Promo GIF for Trish Trash. (Image: JessicaAbel.com)
Promo GIF for Trish Trash. (Image: JessicaAbel.com)

The podcast isn’t a sign, at all, that her cartooning is coming to an end. The first volume of her graphic novel, Trish Trash: Rollergirl of Mars, came out in France in January. She’s not quitting comics, and, as someone who has followed her work since the ’90s, it’s powerful to see a woman who was then one of its vocal young upstarts become one of its authorities.

In fact, in some ways, she’s entering into podcasting at a moment similar to the one in which she entered into comics, back then. In both instances, it was a moment when a broader chunk of America started to wake up to the fact that a medium was capable of much more than they had given it credit for.
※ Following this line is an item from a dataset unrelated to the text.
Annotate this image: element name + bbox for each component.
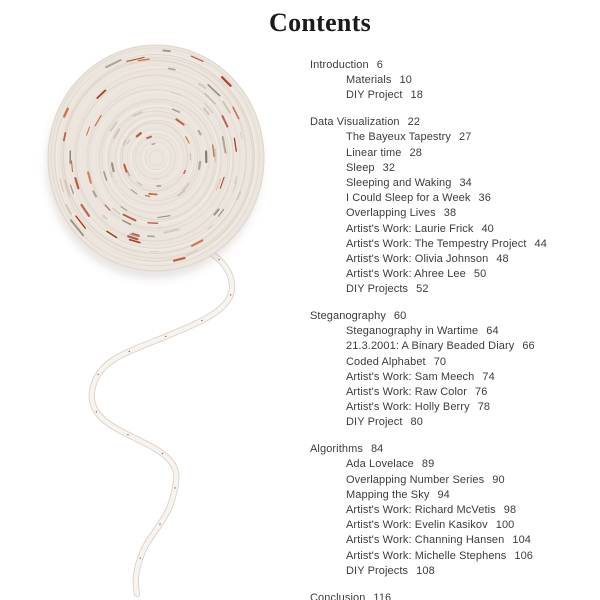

She sees parallels between the two scenes, as well. “It’s still very DIY. It’s an incredibly supportive and friendly field. Older people want to foster and help younger people. Which is not true of all creative fields, but it is true of comics and it is true of radio.”

We discussed whether there were any parallels between the two stories. For example, Ms. Abel is telling your eye where to focus on a given panel, by rendering it more clearly than other parts of a scene that are only there for context. “How I draw and how I leave things out is parallel in some ways to the non-verbal soundscape in radio stories,” she said. Such as the ambient noise, the pauses and the music.

In her debut podcast, she interviews Stephanie Foo about finding great stories. Now a producer on This American Life, Ms. Foo appears in Ms. Abel’s book in her previous job, a producer on Snap Judgment.  Ms. Foo, the host says, squeezed all 10,000 hours of radio mastery into just a few years. Ms. Abel is herself an artist well past the 10,000 hour mark in comics, but there’s no need to fear Ms. Abel will walk away from all that experience.

She’s simply taking a new tack at getting others to start turning their taste into new works.